“Because all the bushes are watching over us, because the twigs on the bushes rustle, because the rough brushwood on the ground cracks and gives us warning, because the dead leaves from last year lie on the ground and rustle to give us a sign, ... because the jays are there, the magpies too, they keep watch over us, and that’s how we know there’s somebody coming a long time before they reach us ...”

“What’s that,” Bambi enquired, “the dead leaves from last year?”

“Come and sit beside me,” said his mother. “I’ll tell you all about it.” Bambi gladly went and sat beside her and snuggled in close while she explained to him that the trees do not stay green all the time, that the sunshine and the lovely warmth go away. Then it gets cold, the leaves turn yellow because of the frost, they go brown and red and, one by one, they fall off the trees so that they and the bushes reach their naked branches to the sky and look completely forlorn. But the dead leaves lie on the ground, and when they’re disturbed by somebody’s foot they rustle: There’s someone coming! Oh they’re very good, these dead leaves from last year. They do us a good service by being so eager and by keeping watch the way they do. And now, in the middle of summer, there are still lots of them hidden under the things growing on the ground and they warn about any danger long before it gets near.

Bambi pressed close against his mother. He forgot all about the meadow. It was so cosy to sit here and listen to what his mother told him.

Then, when his mother stopped speaking, he thought about what she had said. He thought it was very nice of the good, old leaves to watch over them so carefully even though they were dead and had been frozen and had gone through so many things already. He tried to think what that danger, that his mother kept talking about, could actually be. But all that thinking tired him out; it was all quiet around him, all you could hear was the heat of the air. And he went to sleep.

[CHAPTER] 4

One evening, when he went back out onto the meadow with his mother, he thought he knew by now about everything that could be seen or heard there. But it turned out that he still did know as much as he had thought.

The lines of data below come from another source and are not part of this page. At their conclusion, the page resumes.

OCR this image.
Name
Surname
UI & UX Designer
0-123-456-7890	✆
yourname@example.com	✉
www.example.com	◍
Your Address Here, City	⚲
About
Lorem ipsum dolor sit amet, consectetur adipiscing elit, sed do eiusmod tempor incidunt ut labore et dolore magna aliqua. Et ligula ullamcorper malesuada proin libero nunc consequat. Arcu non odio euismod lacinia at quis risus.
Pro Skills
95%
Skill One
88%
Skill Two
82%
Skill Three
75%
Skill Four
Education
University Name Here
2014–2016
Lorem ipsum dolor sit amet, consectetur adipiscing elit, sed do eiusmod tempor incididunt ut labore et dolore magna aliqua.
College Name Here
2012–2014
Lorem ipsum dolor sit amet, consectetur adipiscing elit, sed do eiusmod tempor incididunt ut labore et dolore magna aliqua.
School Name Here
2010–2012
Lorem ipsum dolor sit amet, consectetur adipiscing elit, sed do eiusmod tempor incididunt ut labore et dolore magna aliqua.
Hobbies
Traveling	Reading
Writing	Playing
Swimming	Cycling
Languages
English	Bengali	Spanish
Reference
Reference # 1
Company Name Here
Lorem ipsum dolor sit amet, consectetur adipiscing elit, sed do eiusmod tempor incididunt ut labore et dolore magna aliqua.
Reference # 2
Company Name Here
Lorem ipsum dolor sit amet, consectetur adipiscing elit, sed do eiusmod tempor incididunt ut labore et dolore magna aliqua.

At first, everything was the same as his first time there. His mother allowed Bambi to play tag with him. He ran round in circles, and the wide open space, the lofty sky and the freedom of the air were all so exhilarating that he rushed about with joy. After a time he noticed that his mother was standing still. He stopped suddenly as he was turning, so suddenly that his four legs were spread wide apart. He jumped high into the air so that his sudden halt would be more dignified, and now he was standing properly. His mother, a little way away seemed to be talking with someone but he could not make out, in the long grass, who that could be. Curious, Bambi went closer. There, in the tangle of grass stems close in to his mother, there were two long ears twitching. They were greyish-brown, and the black stripes on them made them quite pretty. Bambi hesitated, but his mother said to him, “Come here Bambi, this is our friend, the hare. Come on then, let him see you.”

Bambi went up to her straight away. There sat the hare, and very honest he looked. His long ears rose in powerful grandeur high above his head, and then they fell back down and hung limply as if they had been suddenly transformed into something weak. When Bambi saw the hare’s whiskers, which extended stiff and straight all around his mouth, he began to think about them. But he noticed that the hare had a very gently face, all his features seemed to indicate a good nature, and his big round eyes looked modestly out at the world. He really did look like a friend, this hare. The thoughts that had flickered through Bambi’s head disappeared immediately. Remarkably enough, and just as quickly, he even lost all the respect that he had felt at first.

“Good evening, young sir,” said the hare with carefully chosen politeness.